Bazen de Hz. Yunus (a.s.)’ın yaptığı gibi dua etmemiz lazım gelebilir. “…Derken karanlıklar içinde, “Senden başka hiçbir ilah yoktur. Seni eksikliklerden uzak tutarım. Ben gerçekten (nefsine) zulmedenlerden oldum” diye dua etti.” (Enbiya/87) Yanlış yaptığını kabul etmek ve bunu itiraf etmek büyük bir erdemdir. Bu erdemliliği bugüne kadar en güzel şekilde yerine getirenler de kuşkusuz seçkin elçiler, kutsal davanın önderleri olmuşlardır. Ancak zifiri karanlıklar içinde olsak bile duayı terk etmek yok. Her daim Allah’tan isteyen isteğine nail olabilir.
Bizlerin her gün sabahtan akşama kadar az veya çok nefsimize zulüm etmediğimizi, günah işlemediğimizi, isyana girmediğimizi kim veya kimler iddia edebilir? Seçkin insanlar olmalarına rağmen bir zelleden (kusurdan) dolayı bu kadar tedirgin olmuş ve ardı sıra dua ve yalvarmalarını dile getiren bu insanların birer peygamberler olmalarına rağmen bize ne olmuş ki tevbe ve dua edenlerden olmayalım. Hatta Hz. Muhammed (s.a.v.)’in şükreden bir kul olmak adına sabahlara kadar zikir ve dua ettiğini Aişe (r.ah.) annemizden öğreniyoruz. Rivayet edildiğine göre Nebi (s.a.v.), gece ayakları şişinceye kadar namazı kılardı. Aişe, kendisine: “Niçin böyle yapıyorsun (neden bu kadar meşakkate katlanıyorsun) ey Allah’ın Resûlü? Oysa Allah senin geçmiş ve gelecek hatalarını bağışlamıştır, dedim.” “Şükreden bir kul olmayı istemeyeyim mi?” diye buyurdu. (Buhari, Tefsiru sure 2; Müslim, Münâfikîn 81)
Bir başka ayeti kerimede Yüce Allah; “Onların sözleri ancak, “Rabbimiz! Bizim günahlarımızı ve işimizdeki taşkınlıklarımızı bağışla ve (yolunda) ayaklarımızı sağlam tut.
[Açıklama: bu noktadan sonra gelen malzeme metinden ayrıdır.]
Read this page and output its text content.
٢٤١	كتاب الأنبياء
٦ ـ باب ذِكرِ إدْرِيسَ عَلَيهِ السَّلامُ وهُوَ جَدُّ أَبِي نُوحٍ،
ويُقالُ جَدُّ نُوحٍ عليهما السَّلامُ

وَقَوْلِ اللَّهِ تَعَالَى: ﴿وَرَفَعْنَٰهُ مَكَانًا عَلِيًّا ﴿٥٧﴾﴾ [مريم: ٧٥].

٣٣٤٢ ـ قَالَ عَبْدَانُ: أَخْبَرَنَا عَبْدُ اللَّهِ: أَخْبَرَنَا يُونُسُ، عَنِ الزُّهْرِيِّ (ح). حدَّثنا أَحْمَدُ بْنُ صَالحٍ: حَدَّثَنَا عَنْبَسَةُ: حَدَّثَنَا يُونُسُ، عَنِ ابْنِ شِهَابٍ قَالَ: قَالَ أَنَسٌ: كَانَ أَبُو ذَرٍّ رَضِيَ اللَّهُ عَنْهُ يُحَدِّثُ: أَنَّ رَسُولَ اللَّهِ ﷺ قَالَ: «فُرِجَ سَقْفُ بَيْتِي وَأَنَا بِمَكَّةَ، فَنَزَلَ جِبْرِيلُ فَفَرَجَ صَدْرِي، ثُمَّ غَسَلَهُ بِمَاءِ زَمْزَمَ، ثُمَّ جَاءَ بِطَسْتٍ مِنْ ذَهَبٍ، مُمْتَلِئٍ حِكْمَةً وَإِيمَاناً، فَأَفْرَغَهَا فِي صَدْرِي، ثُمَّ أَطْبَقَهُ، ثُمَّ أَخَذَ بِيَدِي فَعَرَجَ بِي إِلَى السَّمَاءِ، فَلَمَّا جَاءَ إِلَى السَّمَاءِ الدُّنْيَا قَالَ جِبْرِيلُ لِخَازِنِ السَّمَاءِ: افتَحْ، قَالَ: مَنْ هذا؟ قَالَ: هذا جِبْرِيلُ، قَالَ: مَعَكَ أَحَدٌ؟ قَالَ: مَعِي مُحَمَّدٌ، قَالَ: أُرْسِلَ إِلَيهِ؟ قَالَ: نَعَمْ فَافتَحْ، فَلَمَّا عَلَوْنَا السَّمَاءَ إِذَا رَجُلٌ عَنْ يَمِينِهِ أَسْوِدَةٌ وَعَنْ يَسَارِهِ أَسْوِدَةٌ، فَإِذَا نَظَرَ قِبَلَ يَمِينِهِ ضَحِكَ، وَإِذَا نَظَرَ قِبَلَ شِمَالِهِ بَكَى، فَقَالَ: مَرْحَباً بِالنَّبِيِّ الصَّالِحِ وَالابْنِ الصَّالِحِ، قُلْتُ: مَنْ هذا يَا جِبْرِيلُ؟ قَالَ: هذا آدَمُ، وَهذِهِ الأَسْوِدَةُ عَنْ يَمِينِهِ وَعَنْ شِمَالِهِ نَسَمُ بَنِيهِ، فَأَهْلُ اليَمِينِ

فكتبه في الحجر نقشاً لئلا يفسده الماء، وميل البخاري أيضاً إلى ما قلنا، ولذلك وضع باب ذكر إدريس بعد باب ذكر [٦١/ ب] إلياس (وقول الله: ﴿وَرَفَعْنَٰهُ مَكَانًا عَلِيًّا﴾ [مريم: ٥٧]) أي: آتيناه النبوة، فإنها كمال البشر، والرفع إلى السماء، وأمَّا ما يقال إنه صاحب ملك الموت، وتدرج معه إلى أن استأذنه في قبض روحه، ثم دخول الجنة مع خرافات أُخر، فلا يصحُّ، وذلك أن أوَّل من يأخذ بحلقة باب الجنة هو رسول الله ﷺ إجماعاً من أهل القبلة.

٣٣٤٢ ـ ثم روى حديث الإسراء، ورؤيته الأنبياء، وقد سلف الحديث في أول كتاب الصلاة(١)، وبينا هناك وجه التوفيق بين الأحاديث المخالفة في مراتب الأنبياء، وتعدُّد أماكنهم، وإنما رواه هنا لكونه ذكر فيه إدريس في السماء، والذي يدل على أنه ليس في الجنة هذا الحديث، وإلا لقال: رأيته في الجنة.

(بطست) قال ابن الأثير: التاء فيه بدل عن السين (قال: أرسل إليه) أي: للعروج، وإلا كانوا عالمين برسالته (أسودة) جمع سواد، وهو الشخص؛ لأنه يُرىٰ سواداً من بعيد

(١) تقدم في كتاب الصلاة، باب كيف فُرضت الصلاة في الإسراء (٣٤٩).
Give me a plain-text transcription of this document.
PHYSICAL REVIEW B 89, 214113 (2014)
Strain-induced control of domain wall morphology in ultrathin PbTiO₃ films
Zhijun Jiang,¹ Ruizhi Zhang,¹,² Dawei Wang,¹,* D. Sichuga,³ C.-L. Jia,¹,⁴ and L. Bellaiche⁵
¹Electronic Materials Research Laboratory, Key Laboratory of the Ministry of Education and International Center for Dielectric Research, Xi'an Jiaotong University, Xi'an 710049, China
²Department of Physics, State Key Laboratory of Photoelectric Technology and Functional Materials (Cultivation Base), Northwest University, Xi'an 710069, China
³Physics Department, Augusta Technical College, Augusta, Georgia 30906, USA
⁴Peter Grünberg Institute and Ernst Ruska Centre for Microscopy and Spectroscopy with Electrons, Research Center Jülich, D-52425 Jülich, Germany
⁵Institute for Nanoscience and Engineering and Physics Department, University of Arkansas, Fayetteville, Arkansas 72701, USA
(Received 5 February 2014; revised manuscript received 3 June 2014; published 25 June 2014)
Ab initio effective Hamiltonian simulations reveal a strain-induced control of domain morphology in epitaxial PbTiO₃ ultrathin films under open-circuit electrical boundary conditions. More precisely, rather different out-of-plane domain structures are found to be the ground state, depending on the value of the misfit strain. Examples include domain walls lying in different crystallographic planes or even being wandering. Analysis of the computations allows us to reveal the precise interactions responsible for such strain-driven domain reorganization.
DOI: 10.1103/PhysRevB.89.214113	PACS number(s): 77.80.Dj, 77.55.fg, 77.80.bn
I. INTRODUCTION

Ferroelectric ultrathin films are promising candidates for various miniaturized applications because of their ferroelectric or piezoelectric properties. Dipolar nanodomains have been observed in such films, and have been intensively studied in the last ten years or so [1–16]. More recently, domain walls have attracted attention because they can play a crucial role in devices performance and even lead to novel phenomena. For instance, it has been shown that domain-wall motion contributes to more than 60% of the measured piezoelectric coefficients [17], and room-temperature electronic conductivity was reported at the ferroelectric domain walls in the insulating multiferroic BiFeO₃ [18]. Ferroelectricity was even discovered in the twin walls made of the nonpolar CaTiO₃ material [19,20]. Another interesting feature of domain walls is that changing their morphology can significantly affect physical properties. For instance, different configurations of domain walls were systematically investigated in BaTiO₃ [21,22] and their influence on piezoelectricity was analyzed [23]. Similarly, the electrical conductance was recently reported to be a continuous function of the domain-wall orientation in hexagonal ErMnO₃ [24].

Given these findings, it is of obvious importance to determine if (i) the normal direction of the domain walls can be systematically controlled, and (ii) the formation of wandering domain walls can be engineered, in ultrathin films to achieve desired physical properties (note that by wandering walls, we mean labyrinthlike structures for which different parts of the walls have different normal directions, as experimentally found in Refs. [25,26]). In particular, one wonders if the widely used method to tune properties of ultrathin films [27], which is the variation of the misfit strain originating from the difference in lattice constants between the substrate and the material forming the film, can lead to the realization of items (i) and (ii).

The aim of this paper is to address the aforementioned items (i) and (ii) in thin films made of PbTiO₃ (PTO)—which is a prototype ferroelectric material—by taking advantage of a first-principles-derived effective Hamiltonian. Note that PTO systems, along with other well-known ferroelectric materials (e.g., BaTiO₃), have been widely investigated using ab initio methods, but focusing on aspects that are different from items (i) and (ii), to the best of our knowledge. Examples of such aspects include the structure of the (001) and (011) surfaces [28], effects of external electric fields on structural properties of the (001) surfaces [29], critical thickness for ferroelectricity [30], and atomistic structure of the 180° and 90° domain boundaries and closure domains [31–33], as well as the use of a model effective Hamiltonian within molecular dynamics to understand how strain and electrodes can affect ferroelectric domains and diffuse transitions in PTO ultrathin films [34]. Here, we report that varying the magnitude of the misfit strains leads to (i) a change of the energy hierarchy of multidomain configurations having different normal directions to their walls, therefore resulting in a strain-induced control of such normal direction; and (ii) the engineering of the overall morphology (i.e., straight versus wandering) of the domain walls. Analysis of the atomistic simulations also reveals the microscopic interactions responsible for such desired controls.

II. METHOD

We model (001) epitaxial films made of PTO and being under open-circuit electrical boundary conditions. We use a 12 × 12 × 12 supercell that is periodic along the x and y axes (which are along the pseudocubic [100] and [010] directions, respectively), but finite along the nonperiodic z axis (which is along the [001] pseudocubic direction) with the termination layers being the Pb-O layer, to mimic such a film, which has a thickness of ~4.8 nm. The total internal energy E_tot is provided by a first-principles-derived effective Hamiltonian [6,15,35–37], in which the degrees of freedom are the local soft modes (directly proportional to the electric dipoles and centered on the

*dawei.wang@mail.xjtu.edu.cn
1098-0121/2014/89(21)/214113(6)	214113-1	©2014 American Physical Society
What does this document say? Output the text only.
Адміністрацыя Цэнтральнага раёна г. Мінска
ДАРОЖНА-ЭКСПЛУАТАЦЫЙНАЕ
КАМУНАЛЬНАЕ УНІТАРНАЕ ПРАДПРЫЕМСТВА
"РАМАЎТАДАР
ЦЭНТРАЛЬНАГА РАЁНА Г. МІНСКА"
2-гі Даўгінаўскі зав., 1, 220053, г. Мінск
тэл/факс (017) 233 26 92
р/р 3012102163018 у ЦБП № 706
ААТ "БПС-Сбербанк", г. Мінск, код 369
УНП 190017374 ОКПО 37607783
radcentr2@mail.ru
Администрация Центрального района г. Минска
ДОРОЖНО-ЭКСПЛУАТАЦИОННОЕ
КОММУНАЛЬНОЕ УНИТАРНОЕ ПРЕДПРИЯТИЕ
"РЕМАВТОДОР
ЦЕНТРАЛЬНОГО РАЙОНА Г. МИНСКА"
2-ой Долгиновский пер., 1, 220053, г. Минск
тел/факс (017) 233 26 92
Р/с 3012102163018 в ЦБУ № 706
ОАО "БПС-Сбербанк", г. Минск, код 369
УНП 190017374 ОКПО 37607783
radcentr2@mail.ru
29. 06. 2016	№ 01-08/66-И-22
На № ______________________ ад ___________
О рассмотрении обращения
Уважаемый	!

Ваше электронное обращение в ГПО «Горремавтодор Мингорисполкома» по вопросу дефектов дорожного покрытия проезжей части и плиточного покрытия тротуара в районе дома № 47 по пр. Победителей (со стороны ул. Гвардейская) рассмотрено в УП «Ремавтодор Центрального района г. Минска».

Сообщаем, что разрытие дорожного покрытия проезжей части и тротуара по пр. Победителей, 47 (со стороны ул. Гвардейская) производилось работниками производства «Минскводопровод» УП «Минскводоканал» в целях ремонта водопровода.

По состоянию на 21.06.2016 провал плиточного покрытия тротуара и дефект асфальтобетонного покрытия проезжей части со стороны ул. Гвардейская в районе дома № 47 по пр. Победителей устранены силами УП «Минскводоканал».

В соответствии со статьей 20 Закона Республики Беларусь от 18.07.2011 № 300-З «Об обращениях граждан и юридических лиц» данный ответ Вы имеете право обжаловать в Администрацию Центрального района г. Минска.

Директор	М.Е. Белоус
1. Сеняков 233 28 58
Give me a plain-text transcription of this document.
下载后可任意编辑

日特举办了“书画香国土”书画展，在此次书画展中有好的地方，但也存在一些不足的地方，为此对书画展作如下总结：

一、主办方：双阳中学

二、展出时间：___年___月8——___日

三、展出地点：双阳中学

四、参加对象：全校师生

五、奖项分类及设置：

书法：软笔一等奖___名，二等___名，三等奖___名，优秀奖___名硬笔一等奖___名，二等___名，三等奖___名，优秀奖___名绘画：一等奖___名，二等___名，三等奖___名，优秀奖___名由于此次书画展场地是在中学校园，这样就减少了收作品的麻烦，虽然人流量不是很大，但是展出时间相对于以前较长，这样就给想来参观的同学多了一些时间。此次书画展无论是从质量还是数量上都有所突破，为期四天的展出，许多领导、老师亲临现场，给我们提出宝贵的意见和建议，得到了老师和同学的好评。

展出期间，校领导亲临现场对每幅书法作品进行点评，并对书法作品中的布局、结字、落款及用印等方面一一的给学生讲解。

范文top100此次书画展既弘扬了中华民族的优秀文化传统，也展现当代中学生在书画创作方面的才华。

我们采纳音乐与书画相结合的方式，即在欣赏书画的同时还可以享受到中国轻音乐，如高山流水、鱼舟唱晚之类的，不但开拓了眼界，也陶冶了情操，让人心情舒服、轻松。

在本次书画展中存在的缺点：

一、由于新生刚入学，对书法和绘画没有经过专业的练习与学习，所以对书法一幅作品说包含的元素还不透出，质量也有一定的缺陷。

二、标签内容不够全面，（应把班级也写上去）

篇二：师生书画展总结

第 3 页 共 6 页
Kafir topluma karşı bize yardım et” demekten ibaretti.” (A’li İmran/147) diyerek yol ve yordam göstermektedir. Eğer Allah günahlarımızı bağışlamazsa, yaptığımız her taşkınlığımızın hesabını görecek olsa halimiz nice olurdu. Ayaklarımızın sağlam bir şekilde yere basması, günaha ve isyana dalmamamız, kafir ve müşriklere karşı dirençli kalmamız adına önemli bir konudur.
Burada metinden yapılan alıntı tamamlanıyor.